The news that Senator Ted Kennedy has brain cancer has brought the subject of cancer treatment and cancer research back into the public spotlight. What we're seeing isn't pretty; federally funded research has been cut to the bone.
Even the Main$tream Media is finally getting it. CBS News is running a series titled:
Are We Retreating in the War on Cancer? (CBS) Nearly half of all men and more than one-third of all women in the United States will be diagnosed with cancer in their lifetime. And yet, since 2004, federal funding for research into the four most common kinds of cancer - lung, colon, breast and prostate - has been cut by $102 million. Is enough is being done to stop this killer? This is the first in a series, "The War on Cancer: Where We Stand."

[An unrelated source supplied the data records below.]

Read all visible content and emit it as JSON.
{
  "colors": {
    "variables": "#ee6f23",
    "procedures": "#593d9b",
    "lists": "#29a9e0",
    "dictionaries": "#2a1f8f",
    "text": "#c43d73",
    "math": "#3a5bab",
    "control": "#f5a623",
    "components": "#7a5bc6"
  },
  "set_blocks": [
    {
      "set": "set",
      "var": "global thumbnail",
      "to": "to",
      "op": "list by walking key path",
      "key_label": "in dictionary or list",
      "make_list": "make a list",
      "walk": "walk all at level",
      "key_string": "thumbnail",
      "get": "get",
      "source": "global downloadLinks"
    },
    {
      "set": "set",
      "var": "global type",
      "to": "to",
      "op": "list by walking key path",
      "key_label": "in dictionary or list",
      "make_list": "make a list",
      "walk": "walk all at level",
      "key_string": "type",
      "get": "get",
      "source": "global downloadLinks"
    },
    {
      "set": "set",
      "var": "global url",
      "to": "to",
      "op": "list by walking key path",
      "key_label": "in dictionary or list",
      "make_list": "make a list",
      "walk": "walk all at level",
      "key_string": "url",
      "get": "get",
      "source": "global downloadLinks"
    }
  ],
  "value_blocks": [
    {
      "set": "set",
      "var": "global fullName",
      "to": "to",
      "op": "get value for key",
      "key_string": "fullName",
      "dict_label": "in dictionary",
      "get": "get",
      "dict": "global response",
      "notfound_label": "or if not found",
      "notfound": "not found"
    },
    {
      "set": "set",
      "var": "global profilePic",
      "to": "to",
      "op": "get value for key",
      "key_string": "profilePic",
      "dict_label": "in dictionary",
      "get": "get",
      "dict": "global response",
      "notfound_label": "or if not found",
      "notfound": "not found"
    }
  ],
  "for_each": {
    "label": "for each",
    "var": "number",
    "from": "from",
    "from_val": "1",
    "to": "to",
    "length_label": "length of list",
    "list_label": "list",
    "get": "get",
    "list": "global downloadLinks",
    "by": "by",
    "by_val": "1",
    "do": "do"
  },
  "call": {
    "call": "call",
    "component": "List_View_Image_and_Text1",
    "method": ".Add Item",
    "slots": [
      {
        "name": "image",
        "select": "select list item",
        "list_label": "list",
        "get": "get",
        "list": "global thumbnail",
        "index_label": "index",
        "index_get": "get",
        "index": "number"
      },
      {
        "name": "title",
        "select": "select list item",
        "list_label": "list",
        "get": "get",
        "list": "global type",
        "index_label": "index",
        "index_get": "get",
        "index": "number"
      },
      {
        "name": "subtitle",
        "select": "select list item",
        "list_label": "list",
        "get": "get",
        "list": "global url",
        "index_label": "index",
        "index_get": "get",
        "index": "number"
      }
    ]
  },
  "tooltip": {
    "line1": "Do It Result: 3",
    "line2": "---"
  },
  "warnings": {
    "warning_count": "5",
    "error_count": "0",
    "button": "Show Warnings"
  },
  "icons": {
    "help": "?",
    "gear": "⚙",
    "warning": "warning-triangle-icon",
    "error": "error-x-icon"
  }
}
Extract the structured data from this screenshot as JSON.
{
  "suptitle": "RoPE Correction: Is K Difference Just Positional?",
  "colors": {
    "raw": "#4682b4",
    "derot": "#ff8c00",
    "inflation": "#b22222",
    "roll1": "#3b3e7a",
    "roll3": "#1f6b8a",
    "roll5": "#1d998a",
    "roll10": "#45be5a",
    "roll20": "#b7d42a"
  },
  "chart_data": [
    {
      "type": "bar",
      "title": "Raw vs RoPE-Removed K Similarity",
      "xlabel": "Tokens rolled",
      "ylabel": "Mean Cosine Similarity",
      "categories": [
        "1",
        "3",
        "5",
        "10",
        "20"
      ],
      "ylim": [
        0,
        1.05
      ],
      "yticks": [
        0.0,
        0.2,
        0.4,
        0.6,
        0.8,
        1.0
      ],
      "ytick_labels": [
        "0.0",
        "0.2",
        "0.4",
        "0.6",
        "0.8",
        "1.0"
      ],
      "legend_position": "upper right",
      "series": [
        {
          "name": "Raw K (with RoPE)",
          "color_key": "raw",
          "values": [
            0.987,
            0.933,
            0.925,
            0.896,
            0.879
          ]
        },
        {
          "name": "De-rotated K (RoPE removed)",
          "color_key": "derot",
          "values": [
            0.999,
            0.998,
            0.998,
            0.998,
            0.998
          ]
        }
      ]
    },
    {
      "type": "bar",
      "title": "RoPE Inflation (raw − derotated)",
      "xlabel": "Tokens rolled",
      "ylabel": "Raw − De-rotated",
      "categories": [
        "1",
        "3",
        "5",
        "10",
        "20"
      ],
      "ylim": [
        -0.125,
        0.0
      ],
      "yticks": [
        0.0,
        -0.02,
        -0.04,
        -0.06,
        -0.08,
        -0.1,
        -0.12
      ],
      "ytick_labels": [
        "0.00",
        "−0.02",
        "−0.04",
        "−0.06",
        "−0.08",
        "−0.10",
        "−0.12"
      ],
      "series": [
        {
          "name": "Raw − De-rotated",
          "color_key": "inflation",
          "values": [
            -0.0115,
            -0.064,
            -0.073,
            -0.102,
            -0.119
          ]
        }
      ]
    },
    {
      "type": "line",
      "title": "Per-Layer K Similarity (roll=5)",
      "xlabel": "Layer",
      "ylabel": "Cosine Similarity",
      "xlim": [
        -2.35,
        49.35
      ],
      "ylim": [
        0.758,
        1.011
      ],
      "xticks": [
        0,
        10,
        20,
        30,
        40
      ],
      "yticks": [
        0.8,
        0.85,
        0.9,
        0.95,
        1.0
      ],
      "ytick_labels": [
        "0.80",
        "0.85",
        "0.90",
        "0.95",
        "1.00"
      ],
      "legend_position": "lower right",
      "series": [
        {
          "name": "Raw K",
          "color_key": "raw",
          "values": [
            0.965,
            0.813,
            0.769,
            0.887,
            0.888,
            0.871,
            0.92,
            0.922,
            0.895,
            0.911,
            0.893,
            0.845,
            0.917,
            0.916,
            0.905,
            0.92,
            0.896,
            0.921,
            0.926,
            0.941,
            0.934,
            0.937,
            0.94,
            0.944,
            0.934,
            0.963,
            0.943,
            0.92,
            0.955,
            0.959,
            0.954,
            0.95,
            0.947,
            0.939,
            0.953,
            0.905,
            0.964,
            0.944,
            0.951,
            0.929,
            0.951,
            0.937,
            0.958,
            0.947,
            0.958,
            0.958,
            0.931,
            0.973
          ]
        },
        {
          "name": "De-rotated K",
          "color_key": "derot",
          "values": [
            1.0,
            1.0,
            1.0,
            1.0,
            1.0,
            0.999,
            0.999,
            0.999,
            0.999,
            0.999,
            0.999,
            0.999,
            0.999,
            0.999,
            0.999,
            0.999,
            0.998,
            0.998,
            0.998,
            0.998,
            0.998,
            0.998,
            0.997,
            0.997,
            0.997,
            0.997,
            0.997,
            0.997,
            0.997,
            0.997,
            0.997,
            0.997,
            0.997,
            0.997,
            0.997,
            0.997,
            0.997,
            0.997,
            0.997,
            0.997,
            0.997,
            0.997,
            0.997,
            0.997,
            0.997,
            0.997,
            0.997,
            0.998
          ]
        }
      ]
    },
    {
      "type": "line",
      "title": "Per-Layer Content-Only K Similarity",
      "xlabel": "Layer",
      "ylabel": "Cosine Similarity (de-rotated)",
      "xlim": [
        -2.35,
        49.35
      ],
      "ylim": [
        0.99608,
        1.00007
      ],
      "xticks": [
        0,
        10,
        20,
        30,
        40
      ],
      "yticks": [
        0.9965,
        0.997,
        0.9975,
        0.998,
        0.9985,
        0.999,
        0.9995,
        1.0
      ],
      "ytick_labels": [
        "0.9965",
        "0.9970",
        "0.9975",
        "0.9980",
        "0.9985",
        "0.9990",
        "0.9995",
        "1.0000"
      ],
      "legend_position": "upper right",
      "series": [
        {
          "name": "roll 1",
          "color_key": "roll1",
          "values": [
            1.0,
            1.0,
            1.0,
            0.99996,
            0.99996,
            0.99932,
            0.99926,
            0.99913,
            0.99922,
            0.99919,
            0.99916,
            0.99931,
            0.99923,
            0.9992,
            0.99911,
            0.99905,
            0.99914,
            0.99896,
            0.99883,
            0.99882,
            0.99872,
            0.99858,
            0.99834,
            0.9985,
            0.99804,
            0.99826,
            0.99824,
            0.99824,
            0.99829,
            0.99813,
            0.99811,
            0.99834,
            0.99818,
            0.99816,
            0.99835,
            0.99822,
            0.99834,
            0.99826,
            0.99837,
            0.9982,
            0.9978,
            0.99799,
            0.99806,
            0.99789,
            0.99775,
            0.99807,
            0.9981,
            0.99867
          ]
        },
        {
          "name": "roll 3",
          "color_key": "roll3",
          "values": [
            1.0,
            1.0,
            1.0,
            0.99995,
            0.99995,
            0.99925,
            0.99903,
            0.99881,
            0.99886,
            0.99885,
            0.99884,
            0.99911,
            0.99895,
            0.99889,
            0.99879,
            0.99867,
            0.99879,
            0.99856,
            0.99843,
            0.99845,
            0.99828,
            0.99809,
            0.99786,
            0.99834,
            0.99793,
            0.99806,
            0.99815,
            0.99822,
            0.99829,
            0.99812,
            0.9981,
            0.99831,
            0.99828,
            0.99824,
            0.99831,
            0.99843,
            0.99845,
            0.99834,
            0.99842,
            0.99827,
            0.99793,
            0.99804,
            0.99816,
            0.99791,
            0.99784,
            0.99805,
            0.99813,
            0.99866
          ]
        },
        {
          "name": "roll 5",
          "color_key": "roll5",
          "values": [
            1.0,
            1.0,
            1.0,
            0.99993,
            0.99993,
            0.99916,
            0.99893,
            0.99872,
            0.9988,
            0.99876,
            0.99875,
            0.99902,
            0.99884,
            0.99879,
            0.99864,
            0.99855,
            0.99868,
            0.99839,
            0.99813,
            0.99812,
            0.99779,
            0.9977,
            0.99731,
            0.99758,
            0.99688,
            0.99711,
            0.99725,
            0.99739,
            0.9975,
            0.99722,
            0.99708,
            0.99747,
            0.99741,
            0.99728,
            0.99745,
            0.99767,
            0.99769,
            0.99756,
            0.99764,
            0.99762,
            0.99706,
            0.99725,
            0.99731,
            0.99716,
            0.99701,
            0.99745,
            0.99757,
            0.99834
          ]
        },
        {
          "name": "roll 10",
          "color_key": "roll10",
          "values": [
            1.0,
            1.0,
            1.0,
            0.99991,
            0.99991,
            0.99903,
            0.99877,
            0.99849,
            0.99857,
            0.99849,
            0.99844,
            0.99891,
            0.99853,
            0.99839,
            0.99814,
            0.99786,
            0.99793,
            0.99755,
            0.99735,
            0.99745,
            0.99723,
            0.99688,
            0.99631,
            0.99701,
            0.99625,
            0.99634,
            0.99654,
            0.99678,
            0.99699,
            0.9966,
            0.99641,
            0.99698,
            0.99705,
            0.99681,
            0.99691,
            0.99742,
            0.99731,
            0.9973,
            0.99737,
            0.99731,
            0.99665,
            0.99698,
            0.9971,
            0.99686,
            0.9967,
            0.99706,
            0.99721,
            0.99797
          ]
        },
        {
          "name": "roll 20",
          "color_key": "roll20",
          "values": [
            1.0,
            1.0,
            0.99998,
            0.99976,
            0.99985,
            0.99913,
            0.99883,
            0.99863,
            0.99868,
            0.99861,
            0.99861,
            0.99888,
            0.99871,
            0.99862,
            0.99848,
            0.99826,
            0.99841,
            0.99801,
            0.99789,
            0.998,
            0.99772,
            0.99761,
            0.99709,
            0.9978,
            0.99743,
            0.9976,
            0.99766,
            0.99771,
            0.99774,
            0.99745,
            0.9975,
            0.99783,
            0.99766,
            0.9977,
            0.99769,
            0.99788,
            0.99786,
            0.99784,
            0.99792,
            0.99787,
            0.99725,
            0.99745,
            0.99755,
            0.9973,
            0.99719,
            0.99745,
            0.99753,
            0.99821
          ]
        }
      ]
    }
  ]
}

They are America's foot-soldiers in the war on cancer - young scientists whose research may someday lead to better treatments and even cures.
But experts worry this small elite army is leaving the field in droves because government funding, which once allowed cancer research to flourish, is now drying up.
Until 2003, funding for cancer research was being increased; since 2003 it has gone downhill. Only 1 in 10 cancer research proposals are funded. The government-funded basic research is where new approaches to treating cancer may come. The big-pharma funded research is focused on new drugs, getting those drugs approved by the FDA, and of course, marketing them.
This is personal to me, as it must be to most of you. I've lost too many of the people I love to cancer: The woman I love, my Dad, a favorite uncle. All lives cut short by different forms of cancer.
I'm absolutely infuriated that curing cancer and saving lives is taking a backseat to spending on new and better ways of dealing death. :grr:
This really should be an issue in the 2008 campaign.